Here’s one response. The shepherds, to their credit, hurried to Bethlehem: “Let us
go over to Bethlehem and see this thing that has happened” (verse 15). In their way, they
believed – like so many in Nashville today. And the shepherds found that God had told
them the truth. So they returned to their flocks, “glorifying and praising God” (verse 20).
That’s a good response, as far as it goes.

But have you ever noticed that, after the Lord’s birth, with angels and the glory of
God and everyone being astounded by it all, they forgot about him? 30 years later, when
Jesus went public with his adult ministry, people didn’t say, “We’ve been waiting for
you.” They wondered who he was. What happened?
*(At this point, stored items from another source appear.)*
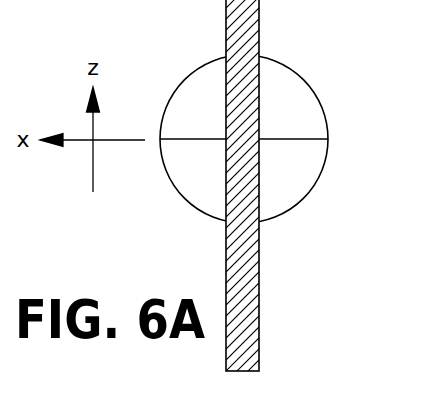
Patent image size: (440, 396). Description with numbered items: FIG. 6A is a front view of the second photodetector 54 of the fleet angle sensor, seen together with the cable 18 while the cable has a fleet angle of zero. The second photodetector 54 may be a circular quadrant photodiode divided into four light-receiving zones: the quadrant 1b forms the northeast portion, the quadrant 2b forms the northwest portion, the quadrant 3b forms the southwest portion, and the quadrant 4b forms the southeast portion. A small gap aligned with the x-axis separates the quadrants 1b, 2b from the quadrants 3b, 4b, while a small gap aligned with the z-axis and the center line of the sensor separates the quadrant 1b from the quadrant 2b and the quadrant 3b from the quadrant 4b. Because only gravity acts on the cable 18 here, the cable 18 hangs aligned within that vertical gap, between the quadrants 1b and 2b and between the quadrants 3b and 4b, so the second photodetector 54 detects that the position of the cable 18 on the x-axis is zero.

The second photodetector 54 is at (276, 136).
The cable 18 is at (260, 300).
The quadrant 1b is at (284, 120).
The quadrant 2b is at (205, 120).
The quadrant 3b is at (205, 160).
The quadrant 4b is at (282, 160).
It’s one thing to get caught up in a dramatic event, with chills going up our spines;
it’s another thing to take that reality into our hearts, to redefine the hope we’re living for.
The shepherds were right to glorify and praise God. But Monday morning they went
back to work and the magic in the air and the sense that something amazing was
happening – it was like the lights and sounds of Christmas fading into drab January. One
ordinary day began stacking on top of another, and their sense of God wore off.
Everyday life can be so crushing. We get excited about God, but then we have to go to
work on Monday. Plus, we sin, and that’s a drag. It doesn’t mean we stop going to
church. It does mean we stop hoping.

There is another response. “But Mary treasured up all these things, pondering
them in her heart” (verse 19). That word translated “treasure” means “to protect,
defend.” Mary defended within her thought world the truth about Jesus. She prized it.
She refused to let daily life beat it out of her. She said to herself, “I must never forget
what God has done. Jesus as my Savior, my Messiah, my Lord is now the treasure of my
life. What else is there for me?”

Mary also “pondered” these things in her heart. Not even Mary understood Jesus
fully. She had to think. This word “pondering” is what we mean by “connecting the
dots.” Mary began to put together a growing understanding of Jesus from the Bible. And
she grew, she went deeper, while others just lost interest.

You and I don’t need to see an angel. Angels come and go. Spectacular
experiences come and go. What we need is something that can work all the time. What
is that? This good news of great joy about our Savior, our Messiah, our Lord. All that he
is is for us in all that we need. He is saying today, “I am yours. Will you be mine?”